Buffaloskins
West Virginia Waterways finds its source at the highland watersheds of the Allegheny Mountains. These watersheds supply drainage to the creeks often passing through deep and narrow hollows. From the hollows, rushing highland streams collect in bottom land brooks and rivers. more...
People have lived along and boated on the Mountain State's waterways from the time of antiquity.

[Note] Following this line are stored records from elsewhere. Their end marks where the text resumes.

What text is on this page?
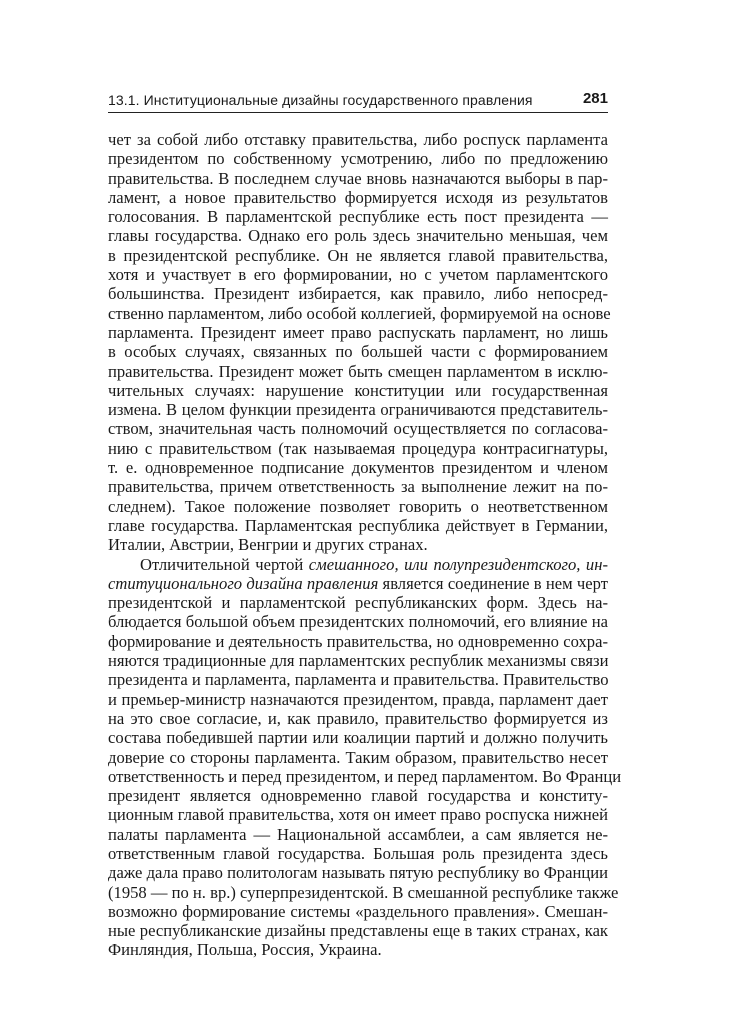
13.1. Институциональные дизайны государственного правления	281
чет за собой либо отставку правительства, либо роспуск парламента
президентом по собственному усмотрению, либо по предложению
правительства. В последнем случае вновь назначаются выборы в пар-
ламент, а новое правительство формируется исходя из результатов
голосования. В парламентской республике есть пост президента —
главы государства. Однако его роль здесь значительно меньшая, чем
в президентской республике. Он не является главой правительства,
хотя и участвует в его формировании, но с учетом парламентского
большинства. Президент избирается, как правило, либо непосред-
ственно парламентом, либо особой коллегией, формируемой на основе
парламента. Президент имеет право распускать парламент, но лишь
в особых случаях, связанных по большей части с формированием
правительства. Президент может быть смещен парламентом в исклю-
чительных случаях: нарушение конституции или государственная
измена. В целом функции президента ограничиваются представитель-
ством, значительная часть полномочий осуществляется по согласова-
нию с правительством (так называемая процедура контрасигнатуры,
т. е. одновременное подписание документов президентом и членом
правительства, причем ответственность за выполнение лежит на по-
следнем). Такое положение позволяет говорить о неответственном
главе государства. Парламентская республика действует в Германии,
Италии, Австрии, Венгрии и других странах.
Отличительной чертой смешанного, или полупрезидентского, ин-
ституционального дизайна правления является соединение в нем черт
президентской и парламентской республиканских форм. Здесь на-
блюдается большой объем президентских полномочий, его влияние на
формирование и деятельность правительства, но одновременно сохра-
няются традиционные для парламентских республик механизмы связи
президента и парламента, парламента и правительства. Правительство
и премьер-министр назначаются президентом, правда, парламент дает
на это свое согласие, и, как правило, правительство формируется из
состава победившей партии или коалиции партий и должно получить
доверие со стороны парламента. Таким образом, правительство несет
ответственность и перед президентом, и перед парламентом. Во Франци
президент является одновременно главой государства и конститу-
ционным главой правительства, хотя он имеет право роспуска нижней
палаты парламента — Национальной ассамблеи, а сам является не-
ответственным главой государства. Большая роль президента здесь
даже дала право политологам называть пятую республику во Франции
(1958 — по н. вр.) суперпрезидентской. В смешанной республике также
возможно формирование системы «раздельного правления». Смешан-
ные республиканские дизайны представлены еще в таких странах, как
Финляндия, Польша, Россия, Украина.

On July 13, 1709, Louis Michel, George Ritter, and Baron Christopher De Graffenreid petitioned the King of England for a land grant in the Harpers Ferry, Shepherdstown area, Jefferson County, in order to establish a Swiss colony. Neither the land grant or the Swiss colony ever materialized. The Treaty of Albany, 1720, designated the Blue Ridge Mountains as the western boundary of white settlement. Orange County, Virginia was formed in 1734. It included all areas west of the Blue Ridge Mountains, constituting all of present West Virginia. By 1739, Thomas Shepherd had constructed a flour mill powered by water from the Town Run or the Falling Springs Branch of the Potomac River. Shepherd along with Isaac Garrison, and John Welton established the presant town of Shepherdstown in todays Jefferson County. October, 1748, the Virginia General Assembly passed an act establishing a ferry across the Potomac River from the landing of Evan Watkin near the mouth of Conococheague Creek in present-day Berkeley County to the property of Edmund Wade in Maryland. Robert Harper obtained a permit to operate a ferry across the Shenandoah River at present-day Harpers Ferry, Jefferson County on March of 1761. Thus, these two ferry crossings became the earliest locations of government authorized civilian commercial crafts on what would become a part of the West Virginia Waterways.